Maestro dei modernisti
Prima di ripartire per gli Stati Uniti, gli viene proposto l’insegnamento all’Accademia monacense. Ma Chase sente che il futuro della pittura è in America, e lui vuole esserne uno dei protagonisti. Accetta di insegnare a New York, all’indipendente Art Student League. E con un suo proprio stile istrionico, generoso e performativo, conduce una intensa attività di docenza in varie istituzioni americane ed europee, creando anche una propria scuola nella Grande Mela, la Chase School of Art (poi denominata New York School of Art), e l’ambita scuola estiva Shinnecock Hills Summer School of Art, a Long Island. In più di trent’anni di attività, tra le migliaia di studenti, partecipa ai suoi corsi anche la migliore generazione modernista del futuro, tra cui Joseph Stella, Edward Hopper e Georgia O’Keeffe, la quale, seguendo le sue lezioni nel 1907, lo ricorda come un uomo fresco, energico, entusiasmante.

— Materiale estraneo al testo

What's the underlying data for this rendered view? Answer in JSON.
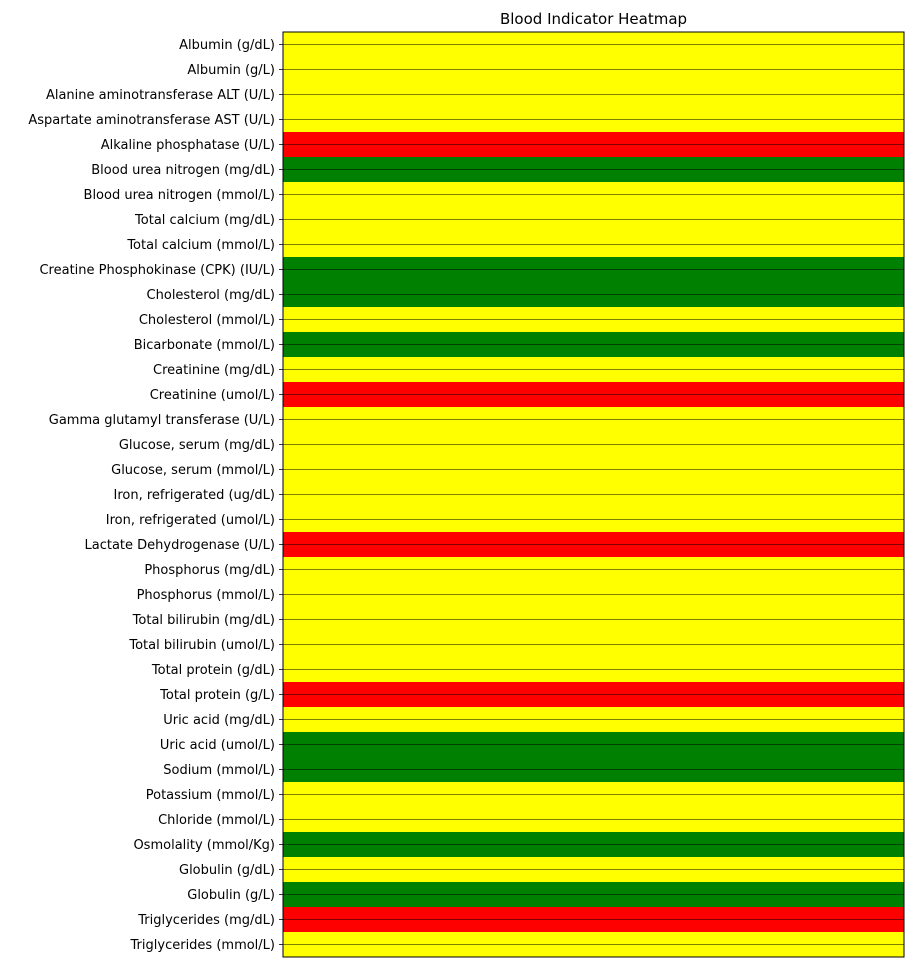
{
  "chart_data": {
    "type": "heatmap",
    "title": "Blood Indicator Heatmap",
    "xlabel": "",
    "ylabel": "",
    "categories": [
      "Albumin (g/dL)",
      "Albumin (g/L)",
      "Alanine aminotransferase ALT (U/L)",
      "Aspartate aminotransferase AST (U/L)",
      "Alkaline phosphatase (U/L)",
      "Blood urea nitrogen (mg/dL)",
      "Blood urea nitrogen (mmol/L)",
      "Total calcium (mg/dL)",
      "Total calcium (mmol/L)",
      "Creatine Phosphokinase (CPK) (IU/L)",
      "Cholesterol (mg/dL)",
      "Cholesterol (mmol/L)",
      "Bicarbonate (mmol/L)",
      "Creatinine (mg/dL)",
      "Creatinine (umol/L)",
      "Gamma glutamyl transferase (U/L)",
      "Glucose, serum (mg/dL)",
      "Glucose, serum (mmol/L)",
      "Iron, refrigerated (ug/dL)",
      "Iron, refrigerated (umol/L)",
      "Lactate Dehydrogenase (U/L)",
      "Phosphorus (mg/dL)",
      "Phosphorus (mmol/L)",
      "Total bilirubin (mg/dL)",
      "Total bilirubin (umol/L)",
      "Total protein (g/dL)",
      "Total protein (g/L)",
      "Uric acid (mg/dL)",
      "Uric acid (umol/L)",
      "Sodium (mmol/L)",
      "Potassium (mmol/L)",
      "Chloride (mmol/L)",
      "Osmolality (mmol/Kg)",
      "Globulin (g/dL)",
      "Globulin (g/L)",
      "Triglycerides (mg/dL)",
      "Triglycerides (mmol/L)"
    ],
    "values": [
      "yellow",
      "yellow",
      "yellow",
      "yellow",
      "red",
      "green",
      "yellow",
      "yellow",
      "yellow",
      "green",
      "green",
      "yellow",
      "green",
      "yellow",
      "red",
      "yellow",
      "yellow",
      "yellow",
      "yellow",
      "yellow",
      "red",
      "yellow",
      "yellow",
      "yellow",
      "yellow",
      "yellow",
      "red",
      "yellow",
      "green",
      "green",
      "yellow",
      "yellow",
      "green",
      "yellow",
      "green",
      "red",
      "yellow"
    ],
    "colors": {
      "yellow": "#ffff00",
      "green": "#008000",
      "red": "#ff0000"
    },
    "grid": true,
    "show_x_ticks": false
  }
}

L’adagio di Gustave Courbet, «savoir pour pouvoir», sembra implicito nell’approccio pedagogico di Chase, la cui produzione pittorica, dalla tecnica solida ma dagli esiti eclettici, era radicalmente differente dal suo stimato rivale, Robert Henri, più vocato a un’attenzione empatica del soggetto. I fieri ritratti femminili, l’esotica moda del giapponismo, le originalissime riprese delle intimità familiari, così come le ampie vedute di città e i paesaggi naturali, unitamente alle sue nature morte antichizzanti, sono i vari filoni della sua sconfinata produzione. Produzione che fa di questo avido collezionista di opere del passato, e di fotografie di Eadweard Muybridge, un artista americano nato nel segno di un paradiso perduto: la Vecchia Europa.